The company chalked up another significant win with the HPE’s Center of Excellence, which will deliver HPC as a service using the DDC cabinets to house Apollo server racks, some of which are drawing more than 50 kilowatts of power.
ScaleMatrix has identified edge computing as another growth area for selling containerized products. To move into that space, the company has purchased Instant Data Centers (IDC), a provider of ruggedized and mobile cabinets and micro-cabinets for edge environments.

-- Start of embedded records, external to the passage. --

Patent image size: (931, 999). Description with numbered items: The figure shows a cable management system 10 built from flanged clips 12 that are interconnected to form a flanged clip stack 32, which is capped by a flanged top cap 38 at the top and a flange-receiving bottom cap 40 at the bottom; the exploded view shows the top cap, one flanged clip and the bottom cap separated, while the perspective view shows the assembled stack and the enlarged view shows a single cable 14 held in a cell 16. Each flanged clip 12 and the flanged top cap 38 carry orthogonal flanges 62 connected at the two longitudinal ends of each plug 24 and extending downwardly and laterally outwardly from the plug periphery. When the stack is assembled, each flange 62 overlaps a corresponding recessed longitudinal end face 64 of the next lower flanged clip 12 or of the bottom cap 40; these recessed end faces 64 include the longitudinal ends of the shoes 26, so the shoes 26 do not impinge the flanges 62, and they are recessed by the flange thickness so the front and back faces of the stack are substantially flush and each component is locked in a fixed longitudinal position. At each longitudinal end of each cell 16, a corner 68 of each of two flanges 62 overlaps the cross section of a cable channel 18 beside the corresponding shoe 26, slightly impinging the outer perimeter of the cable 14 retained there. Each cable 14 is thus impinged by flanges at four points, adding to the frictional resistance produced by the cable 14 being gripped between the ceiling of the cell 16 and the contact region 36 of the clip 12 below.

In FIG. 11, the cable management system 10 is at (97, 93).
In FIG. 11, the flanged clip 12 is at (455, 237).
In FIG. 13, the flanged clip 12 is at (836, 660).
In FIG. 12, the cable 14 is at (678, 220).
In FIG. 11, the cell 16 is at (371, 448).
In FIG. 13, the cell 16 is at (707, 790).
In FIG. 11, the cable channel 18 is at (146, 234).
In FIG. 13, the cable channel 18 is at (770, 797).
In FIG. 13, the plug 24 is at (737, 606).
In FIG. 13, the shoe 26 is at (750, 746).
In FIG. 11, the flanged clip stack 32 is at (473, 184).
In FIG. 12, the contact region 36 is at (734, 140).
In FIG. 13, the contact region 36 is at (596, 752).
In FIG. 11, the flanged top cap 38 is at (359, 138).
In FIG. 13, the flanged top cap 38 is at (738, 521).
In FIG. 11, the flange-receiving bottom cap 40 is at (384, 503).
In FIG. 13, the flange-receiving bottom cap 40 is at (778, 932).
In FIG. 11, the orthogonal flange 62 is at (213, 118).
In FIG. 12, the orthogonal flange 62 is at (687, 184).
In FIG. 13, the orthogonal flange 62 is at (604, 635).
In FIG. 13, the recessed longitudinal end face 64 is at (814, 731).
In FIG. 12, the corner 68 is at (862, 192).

Although this market is still nascent, CB Insights has it pegged as a $6.7 billion opportunity by 2022.
Unlike the DDC platform, IDC’s cabinets can be set up outdoors and other challenging environments. Current deployments range from a South American mine 9,000 feet underground to an outdoor installation in Colorado that is exposed to snow and rain. Other locales include airport terminals, military command centers, autonomous vehicle test centers, and hospital wards. There are a handful of different form factors (ranging from 12U to 42U) and cooling systems depending on the circumstances, including one that is on a motorized cart.
The company currently operates only in the United States, but is planning to take its hosting service and cabinet product businesses global, using both direct and partner channels.